Oversteek op de Garmin GPSmap 278 GeoCruiser aan boord van de ferry

In Algeciras moesten we weer door de douane en kwam er weer een hond langs om aan de auto's te snuffelen. Na een zoveelste paspoortencontrole mochten we Spanje inrijden.
In Algeciras zochten we dezelfde supermarkt op, die we op de heenweg hadden bezocht. Hier deden we de nodige boodschappen.

Om onderweg zolang mogelijk aangenaam weer te hebben, hebben we besloten langs de Middellandse Zeekust noordwaarts te rijden. In Torrox Costa, even voorbij Malaga, vonden we na het vallen van de duisternis een camping, El Pino. Eindelijk hadden we weer een camping met fatsoenlijke voorzieningen.
We besloten er een dag langer te blijven staan.

Zaterdag, 12 november 2011.
We hebben allebei flink uitgeslapen, aan het verslag gewerkt, gelezen en geluierd.

Torox Costa, El Pino Avocado-boom

Op zondag wilden we flink wat kilometers maken. Maar een Nederlander hield ons bij vertrek veel te lang aan de praat. Daardoor zijn we later vertrokken. Vrij snel na ons vertrek was er een snelweg helemaal afgesloten. Het alternatief was de oude kustweg langs Costa Plastica volgen. Dus we hebben daar alle rotondes, verkeerslichten, verkeersdrempels en wegopbrekingen gezien. Uiteindelijk zijn we deze dag niet echt opgeschoten, maar we hebben toch nog 450 km gereden.

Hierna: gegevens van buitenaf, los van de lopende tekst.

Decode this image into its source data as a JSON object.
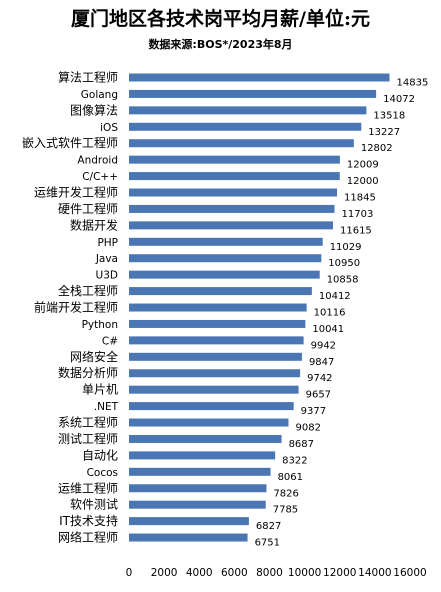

Spaanse zuidkust: Costa Plastica

In de buurt van Benidorm zochten we onze volgende camping. Het werd camping Cap-Blanche in Altea (Benidorm) aan de boulevard. Dit is een luxe camping en alle paden zijn er geasfalteerd. Het staan vooral veel Nederlanders. Er stond ook een Nederlandse Troopie (Grardus uit Veldhoven). Natuurlijk hebben we met elkaar over de auto's gesproken en bij elkaar onder de motorkap gekeken. Vlakbij stond Peter, hij heeft Gerard en Betty hier een keer gezien en hij herkende delen van hun auto in onze auto, dat klopt dus ook. Peter heeft met zijn vrouw een camping in Luxemburg, camping Um Bierg in Tarchamps. We hebben beloofd, als we daar in de buurt zijn, een keer te komen kamperen.

We bleven de maandag nog een dag in Altea. We wilden nog wat genieten. Maar om half negen v.m. was het al uit met de rust. Er werden sleuven geslepen in het asfalt van de campingwegen. Hoogspanningsleidingen moesten worden ingegraven. De hele dag hadden we herrie.
Ook in Altea was het herfst geworden, dus iedereen bleek een bezem te hebben en daar werd driftig gebruik van gemaakt. Alle gevallen blaadjes werden direct bijeen geveegd, want de camping moet er natuurlijk strak uit blijven zien. Wij deden niet aan deze nationale volksbezigheid mee, we zijn een wandeling in Altea gaan maken.
Op dinsdag hebben we niet meer bijgeboekt.

We hebben tijdens onze reis door Europa steeds gebruik gemaakt van de kortingenkaart met de Camping-Card gids van ACSI. Dat is ons goed bevallen. Maar in november is het moeiljk om nog een camping te vinden, die nog open is. Vooral ten noorden van Barcelona wordt dat een probleem. Dan zijn veel campings gedurende de winter gesloten.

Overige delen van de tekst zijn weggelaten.